When a system is first registered with the Tarsnap server, the
tarsnap-keygen utility generates cryptographic keys for
the system to use. These keys form the backbone of Tarsnap's
security: Without them, it is (given the current state of the art of
cryptography) infeasible for anyone to either decrypt or create
archives which will be recognized as valid.
The cryptographic keys used by Tarsnap include:
- A 2048-bit RSA key used for signing archives. This is used in combination with SHA256 and a Merkle hash tree to verify the authenticity of stored archives.
- A 2048-bit RSA key used for encrypting session keys. All the data which the Tarsnap client sends to the server to store is encrypted with per-archive random AES-256 keys; those keys are encrypted with this RSA key and attached to the stored data.
- A 256-bit HMAC-SHA256 key used to protect each individual block of data from tampering. From a cryptographic perspective, this is unnecessary, since a Merkle hash tree protects each archive; but data is compressed using zlib before being stored, so this provides protection against a theoretical attacker who can tamper with stored data and has found a security flaw in zlib decoding.
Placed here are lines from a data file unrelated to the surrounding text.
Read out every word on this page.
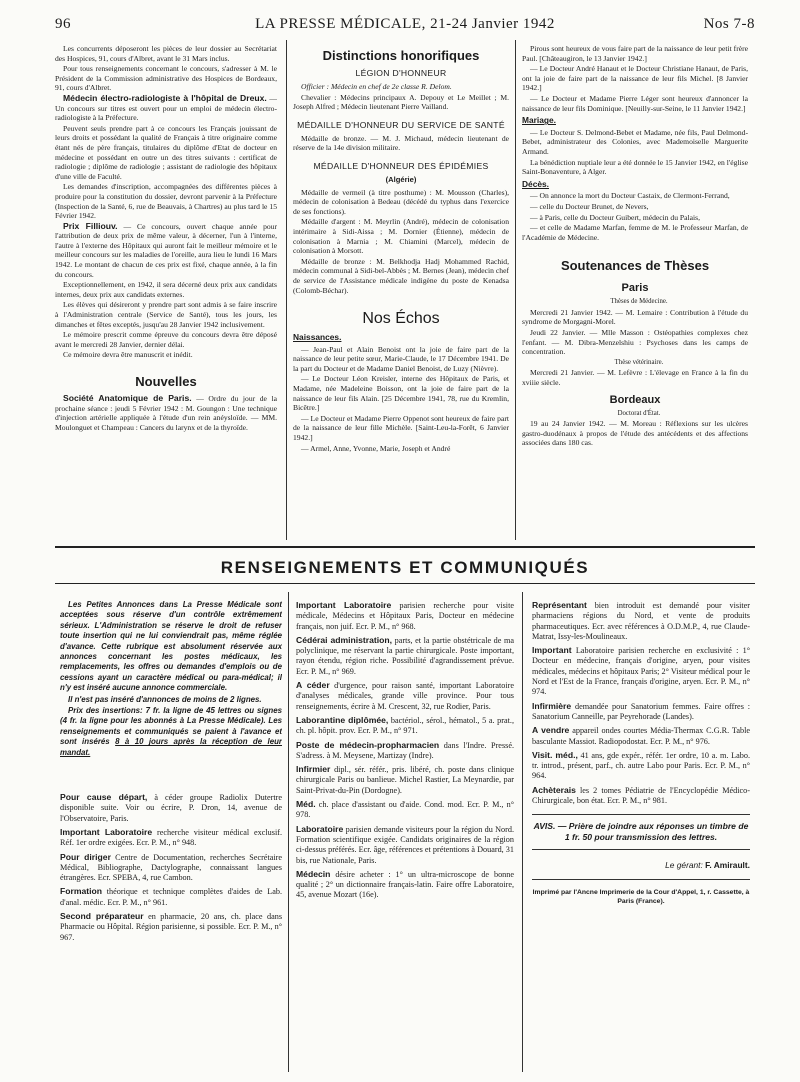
96	LA PRESSE MÉDICALE, 21-24 Janvier 1942	Nos 7-8

Les concurrents déposeront les pièces de leur dossier au Secrétariat des Hospices, 91, cours d'Albret, avant le 31 Mars inclus.

Pour tous renseignements concernant le concours, s'adresser à M. le Président de la Commission administrative des Hospices de Bordeaux, 91, cours d'Albret.

Médecin électro-radiologiste à l'hôpital de Dreux. — Un concours sur titres est ouvert pour un emploi de médecin électro-radiologiste à la Préfecture.

Peuvent seuls prendre part à ce concours les Français jouissant de leurs droits et possédant la qualité de Français à titre originaire comme étant nés de père français, titulaires du diplôme d'Etat de docteur en médecine et possédant en outre un des titres suivants : certificat de radiologie ; diplôme de radiologie ; assistant de radiologie des hôpitaux d'une ville de Faculté.

Les demandes d'inscription, accompagnées des différentes pièces à produire pour la constitution du dossier, devront parvenir à la Préfecture (Inspection de la Santé, 6, rue de Beauvais, à Chartres) au plus tard le 15 Février 1942.

Prix Filliouv. — Ce concours, ouvert chaque année pour l'attribution de deux prix de même valeur, à décerner, l'un à l'interne, l'autre à l'externe des Hôpitaux qui auront fait le meilleur mémoire et le meilleur concours sur les maladies de l'oreille, aura lieu le lundi 16 Mars 1942. Le montant de chacun de ces prix est fixé, chaque année, à la fin du concours.

Exceptionnellement, en 1942, il sera décerné deux prix aux candidats internes, deux prix aux candidats externes.

Les élèves qui désireront y prendre part sont admis à se faire inscrire à l'Administration centrale (Service de Santé), tous les jours, les dimanches et fêtes exceptés, jusqu'au 28 Janvier 1942 inclusivement.

Le mémoire prescrit comme épreuve du concours devra être déposé avant le mercredi 28 Janvier, dernier délai.

Ce mémoire devra être manuscrit et inédit.

Nouvelles

Société Anatomique de Paris. — Ordre du jour de la prochaine séance : jeudi 5 Février 1942 : M. Goungon : Une technique d'injection artérielle appliquée à l'étude d'un rein anéysloïde. — MM. Moulonguet et Champeau : Cancers du larynx et de la thyroïde.

Distinctions honorifiques
LÉGION D'HONNEUR

Officier : Médecin en chef de 2e classe R. Delom.

Chevalier : Médecins principaux A. Depouy et Le Meillet ; M. Joseph Alfred ; Médecin lieutenant Pierre Vailland.

MÉDAILLE D'HONNEUR DU SERVICE DE SANTÉ

Médaille de bronze. — M. J. Michaud, médecin lieutenant de réserve de la 14e division militaire.

MÉDAILLE D'HONNEUR DES ÉPIDÉMIES
(Algérie)

Médaille de vermeil (à titre posthume) : M. Mousson (Charles), médecin de colonisation à Bedeau (décédé du typhus dans l'exercice de ses fonctions).

Médaille d'argent : M. Meyrlin (André), médecin de colonisation intérimaire à Sidi-Aissa ; M. Dornier (Étienne), médecin de colonisation à Marnia ; M. Chiamini (Marcel), médecin de colonisation à Morsott.

Médaille de bronze : M. Belkhodja Hadj Mohammed Rachid, médecin communal à Sidi-bel-Abbès ; M. Bernes (Jean), médecin chef de service de l'Assistance médicale indigène du poste de Kenadsa (Colomb-Béchar).

Nos Échos
Naissances.

— Jean-Paul et Alain Benoist ont la joie de faire part de la naissance de leur petite sœur, Marie-Claude, le 17 Décembre 1941. De la part du Docteur et de Madame Daniel Benoist, de Luzy (Nièvre).

— Le Docteur Léon Kreisler, interne des Hôpitaux de Paris, et Madame, née Madeleine Boisson, ont la joie de faire part de la naissance de leur fils Alain. [25 Décembre 1941, 78, rue du Kremlin, Bicêtre.]

— Le Docteur et Madame Pierre Oppenot sont heureux de faire part de la naissance de leur fille Michèle. [Saint-Leu-la-Forêt, 6 Janvier 1942.]

— Armel, Anne, Yvonne, Marie, Joseph et André

Pirous sont heureux de vous faire part de la naissance de leur petit frère Paul. [Châteaugiron, le 13 Janvier 1942.]

— Le Docteur André Hanaut et le Docteur Christiane Hanaut, de Paris, ont la joie de faire part de la naissance de leur fils Michel. [8 Janvier 1942.]

— Le Docteur et Madame Pierre Léger sont heureux d'annoncer la naissance de leur fils Dominique. [Neuilly-sur-Seine, le 11 Janvier 1942.]

Mariage.

— Le Docteur S. Delmond-Bebet et Madame, née fils, Paul Delmond-Bebet, administrateur des Colonies, avec Mademoiselle Marguerite Armand.

La bénédiction nuptiale leur a été donnée le 15 Janvier 1942, en l'église Saint-Bonaventure, à Alger.

Décès.

— On annonce la mort du Docteur Castaix, de Clermont-Ferrand,

— celle du Docteur Brunet, de Nevers,

— à Paris, celle du Docteur Guibert, médecin du Palais,

— et celle de Madame Marfan, femme de M. le Professeur Marfan, de l'Académie de Médecine.

Soutenances de Thèses
Paris

Thèses de Médecine.

Mercredi 21 Janvier 1942. — M. Lemaire : Contribution à l'étude du syndrome de Morgagni-Morel.

Jeudi 22 Janvier. — Mlle Masson : Ostéopathies complexes chez l'enfant. — M. Dibra-Menzelshiu : Psychoses dans les camps de concentration.

Thèse vétérinaire.

Mercredi 21 Janvier. — M. Lefèvre : L'élevage en France à la fin du xviiie siècle.

Bordeaux

Doctorat d'État.

19 au 24 Janvier 1942. — M. Moreau : Réflexions sur les ulcères gastro-duodénaux à propos de l'étude des antécédents et des affections associées dans 180 cas.

RENSEIGNEMENTS ET COMMUNIQUÉS

Les Petites Annonces dans La Presse Médicale sont acceptées sous réserve d'un contrôle extrêmement sérieux. L'Administration se réserve le droit de refuser toute insertion qui ne lui conviendrait pas, même réglée d'avance. Cette rubrique est absolument réservée aux annonces concernant les postes médicaux, les remplacements, les offres ou demandes d'emplois ou de cessions ayant un caractère médical ou para-médical; il n'y est inséré aucune annonce commerciale.

Il n'est pas inséré d'annonces de moins de 2 lignes.

Prix des insertions: 7 fr. la ligne de 45 lettres ou signes (4 fr. la ligne pour les abonnés à La Presse Médicale). Les renseignements et communiqués se paient à l'avance et sont insérés 8 à 10 jours après la réception de leur mandat.

Pour cause départ, à céder groupe Radiolix Dutertre disponible suite. Voir ou écrire, P. Dron, 14, avenue de l'Observatoire, Paris.

Important Laboratoire recherche visiteur médical exclusif. Réf. 1er ordre exigées. Ecr. P. M., n° 948.

Pour diriger Centre de Documentation, recherches Secrétaire Médical, Bibliographe, Dactylographe, connaissant langues étrangères. Ecr. SPEBA, 4, rue Cambon.

Formation théorique et technique complètes d'aides de Lab. d'anal. médic. Ecr. P. M., n° 961.

Second préparateur en pharmacie, 20 ans, ch. place dans Pharmacie ou Hôpital. Région parisienne, si possible. Ecr. P. M., n° 967.

Important Laboratoire parisien recherche pour visite médicale, Médecins et Hôpitaux Paris, Docteur en médecine français, non juif. Ecr. P. M., n° 968.

Cédérai administration, parts, et la partie obstétricale de ma polyclinique, me réservant la partie chirurgicale. Poste important, rayon étendu, région riche. Possibilité d'agrandissement prévue. Ecr. P. M., n° 969.

A céder d'urgence, pour raison santé, important Laboratoire d'analyses médicales, grande ville province. Pour tous renseignements, écrire à M. Crescent, 32, rue Rodier, Paris.

Laborantine diplômée, bactériol., sérol., hématol., 5 a. prat., ch. pl. hôpit. prov. Ecr. P. M., n° 971.

Poste de médecin-propharmacien dans l'Indre. Pressé. S'adress. à M. Meysene, Martizay (Indre).

Infirmier dipl., sér. référ., pris. libéré, ch. poste dans clinique chirurgicale Paris ou banlieue. Michel Rastier, La Meynardie, par Saint-Privat-du-Pin (Dordogne).

Méd. ch. place d'assistant ou d'aide. Cond. mod. Ecr. P. M., n° 978.

Laboratoire parisien demande visiteurs pour la région du Nord. Formation scientifique exigée. Candidats originaires de la région ci-dessus préférés. Ecr. âge, références et prétentions à Douard, 31 bis, rue Nationale, Paris.

Médecin désire acheter : 1° un ultra-microscope de bonne qualité ; 2° un dictionnaire français-latin. Faire offre Laboratoire, 45, avenue Mozart (16e).

Représentant bien introduit est demandé pour visiter pharmaciens régions du Nord, et vente de produits pharmaceutiques. Ecr. avec références à O.D.M.P., 4, rue Claude-Matrat, Issy-les-Moulineaux.

Important Laboratoire parisien recherche en exclusivité : 1° Docteur en médecine, français d'origine, aryen, pour visites médicales, médecins et hôpitaux Paris; 2° Visiteur médical pour le Nord et l'Est de la France, français d'origine, aryen. Ecr. P. M., n° 974.

Infirmière demandée pour Sanatorium femmes. Faire offres : Sanatorium Canneille, par Peyrehorade (Landes).

A vendre appareil ondes courtes Média-Thermax C.G.R. Table basculante Massiot. Radiopodostat. Ecr. P. M., n° 976.

Visit. méd., 41 ans, gde expér., référ. 1er ordre, 10 a. m. Labo. tr. introd., présent, parf., ch. autre Labo pour Paris. Ecr. P. M., n° 964.

Achèterais les 2 tomes Pédiatrie de l'Encyclopédie Médico-Chirurgicale, bon état. Ecr. P. M., n° 981.

AVIS. — Prière de joindre aux réponses un timbre de 1 fr. 50 pour transmission des lettres.
Le gérant: F. Amirault.
Imprimé par l'Ancne Imprimerie de la Cour d'Appel, 1, r. Cassette, à Paris (France).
- Two 256-bit HMAC-SHA256 keys used to generate names for blocks of data stored. Tarsnap uses the same reference-by-hash trick as the author's Portsnap and FreeBSD Update utilities; using HMACs instead of raw SHA256 hashes prevents any information from leaking via the hashes.
- Three 256-bit HMAC-SHA256 keys used to sign requests sent by the Tarsnap client to the Tarsnap server: One used for writes, one used for reads, and one used for deletes.
The Tarsnap client-server protocol avoids the complexity of SSL by using a streamlined protocol which:
- Doesn't use certificates.
- Only supports a single key exchange algorithm, equivalent to SSL using an RSA_DH certificate.
- Only supports a single set of cryptographic primitives.